MAC addresses are useful only to local networks and shouldn’t be required beyond this point; however, because they identify a device, and often its user, nonlocal network nodes can sometimes request and store MAC addresses.


According to Edward Snowden, the NSA monitors MAC addresses of electronic devices to track the movements of everyone in a city.

Free Wifi hotspots can track users the same way.

Some operating systems have started to randomize the MAC address to prevent hardware addresses from being too easily linked to real-world identities.


To communicate with other nodes on the network, in addition to the MAC address, you need a network address. To obtain a network address, your device needs to talk to the router.

Once physically connected, your device’s network card gets assigned to a network address through the Dynamic Host Configuration Protocol (DHCP).

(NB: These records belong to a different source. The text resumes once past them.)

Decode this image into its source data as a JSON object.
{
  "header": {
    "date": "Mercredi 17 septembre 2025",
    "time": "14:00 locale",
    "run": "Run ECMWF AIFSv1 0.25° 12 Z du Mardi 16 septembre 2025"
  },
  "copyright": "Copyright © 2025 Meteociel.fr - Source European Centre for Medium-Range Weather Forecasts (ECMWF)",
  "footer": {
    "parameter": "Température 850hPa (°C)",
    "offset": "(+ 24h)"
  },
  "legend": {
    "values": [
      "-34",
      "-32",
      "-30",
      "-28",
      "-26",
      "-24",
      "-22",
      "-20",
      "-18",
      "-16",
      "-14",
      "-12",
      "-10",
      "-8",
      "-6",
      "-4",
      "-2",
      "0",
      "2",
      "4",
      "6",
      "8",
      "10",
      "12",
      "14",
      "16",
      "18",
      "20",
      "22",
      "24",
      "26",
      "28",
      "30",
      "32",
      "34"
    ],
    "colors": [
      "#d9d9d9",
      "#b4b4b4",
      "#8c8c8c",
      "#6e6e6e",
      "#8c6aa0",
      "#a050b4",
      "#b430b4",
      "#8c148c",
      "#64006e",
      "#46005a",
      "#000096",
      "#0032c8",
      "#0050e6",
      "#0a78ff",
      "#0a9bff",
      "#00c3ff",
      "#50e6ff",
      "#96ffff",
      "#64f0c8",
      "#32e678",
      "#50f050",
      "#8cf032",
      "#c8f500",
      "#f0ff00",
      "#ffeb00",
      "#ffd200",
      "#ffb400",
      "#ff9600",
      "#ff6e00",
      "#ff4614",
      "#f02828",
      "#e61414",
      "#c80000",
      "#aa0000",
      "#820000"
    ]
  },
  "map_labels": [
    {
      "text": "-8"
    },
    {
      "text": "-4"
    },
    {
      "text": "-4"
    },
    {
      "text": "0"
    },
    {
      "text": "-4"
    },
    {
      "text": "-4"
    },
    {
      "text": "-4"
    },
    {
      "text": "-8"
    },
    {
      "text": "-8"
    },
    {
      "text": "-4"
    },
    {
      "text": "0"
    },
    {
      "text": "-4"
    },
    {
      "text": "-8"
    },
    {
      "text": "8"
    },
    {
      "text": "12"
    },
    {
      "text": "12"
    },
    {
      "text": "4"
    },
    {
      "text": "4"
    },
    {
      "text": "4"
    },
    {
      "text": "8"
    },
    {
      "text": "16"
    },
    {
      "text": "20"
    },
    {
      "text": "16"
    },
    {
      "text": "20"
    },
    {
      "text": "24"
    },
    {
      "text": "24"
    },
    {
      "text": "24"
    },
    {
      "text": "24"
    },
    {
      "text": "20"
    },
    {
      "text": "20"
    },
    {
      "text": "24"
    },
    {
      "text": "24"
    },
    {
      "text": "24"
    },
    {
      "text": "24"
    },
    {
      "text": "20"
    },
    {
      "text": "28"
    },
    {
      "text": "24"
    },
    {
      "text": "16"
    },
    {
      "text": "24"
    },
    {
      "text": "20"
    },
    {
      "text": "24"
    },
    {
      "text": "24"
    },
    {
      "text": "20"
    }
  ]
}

Through copper wire, it transmits as electrical signals.

Through the air, it takes the form of radio waves.

Through glass fiber, it is sent as light signals.


When devices talk to each other, they need a language that they both understand. We call this language a protocol, a system of rules with a particular syntax that defines how devices throughout the internet talk to each other and what to do when errors occur.


When a private network connects to the internet and sends out packets via a router, the router uses a technique called Network Address Translation (NAT) to rewrite the packet’s address tags.

When using NAT, the router keeps all the information about who sent which packets in its memory. When the network receives a reply from the internet, the router rewrites the incoming packet’s tags and sends the packets to the private address that its memory says is supposed to receive them. If the router turns off, all this information is lost.


IPv6 has another advantage over IPv4. Whenever a device connects to a home router that speaks IPv6, instead of receiving just one private address rewritten by NAT that isn’t reachable from the outside world, the device receives a whole bunch of addresses that are all publicly reachable. This makes it possible for devices to provide services and to actively participate in the internet.


When a router allocates IP addresses to connected devices, it gets the addresses from a unique pool of possible public IPv4 and IPv6 addresses handled by the Internet Assigned Numbers Authority (IANA).

The IANA gives out ranges of IP addresses to regional internet registries (RIR).

The RIRs then give out the IP ranges to local internet registries (LIR).

LIR either give out the ranges to further subcontractors or are themselves internet service providers (ISP).

Finally, ISPs assign each of the routers it operates a public IP address.

It’s worth noting that an IP address may be assigned statically, so that it’s always the same for a certain device, or dynamically, so that it changes regularly. We use static IP addresses mostly for servers: they should always be reachable under the same address.


The internet isn’t actually one big, unified network. Instead, it’s a network made out of tens of thousands of smaller networks called autonomous systems (AS) belonging to universities, ISPs, or telecommunications companies.

ASs are so named because they’re administered independently from each other. There are currently about 97K such ASs.

If the internet is a map of the world, ASs are like villages, cities, or countries on the map. They’re relatively well interconnected, in ways similar to street networks. Some routes on the map are bigger and therefore faster to travel on; other routes require you to pay to use them.


The protocol that makes this interconnection possible is the Border Gateway Protocol (BGP), the de facto routing standard on the internet.

With BGP, each AS controls its own map of the internet and references routes and distances to other networks from its own point of view. Very few BGP servers have a complete global map of all possible routes through the internet.


The TLS trust mechanism is weak: CAs can get compromised or forced to issue false certificates, and client applications might be tricked into accepting them.


To secure communication, we can use cryptography. Generally there are 2 cryptographic techniques: signing and encryption.


The private key is unique. Only its owner can use it for signing and decrypting data, and it must therefore be kept secret.

The owner can copy the public key and give it to those who need to send them encrypted data or messages.


In some applications using asymmetric cryptography, the receiver is also required to use a passphrase on top of using the private key. This ensures that nobody else can use the private key even if they found it somewhere.


Several countries have legal restrictions on the domestic use of encryption. More common still are restrictions on the export or import of encryption technologies.


Remember that networks can deliver packets as long as the packets have correct packet headers, regardless of the packets’ contents. The network itself is content agnostic: it doesn’t care about content, as long as the packets are routable. This is what we call network neutrality.


DNS blocking affects all protocols that rely on DNS, such as HTTP(S), FTP, POP, and SSH.


Membership in internet governance organizations consists largely of employees of big companies. As members of these organizations, the employees work to standardize their companies’ work product and thereby give it legitimacy. By these means, their companies gain a competitive edge.


On paper, every individual may attend and participate remotely in the writing of RFCs and standards, but in practice flying to each of the meeting and paying the entrance fee of $875 isn’t within the reach of people who aren’t sponsored by a company. This skews the creation of IETF standards toward the interests of big companies that can afford to attend IETF meetings.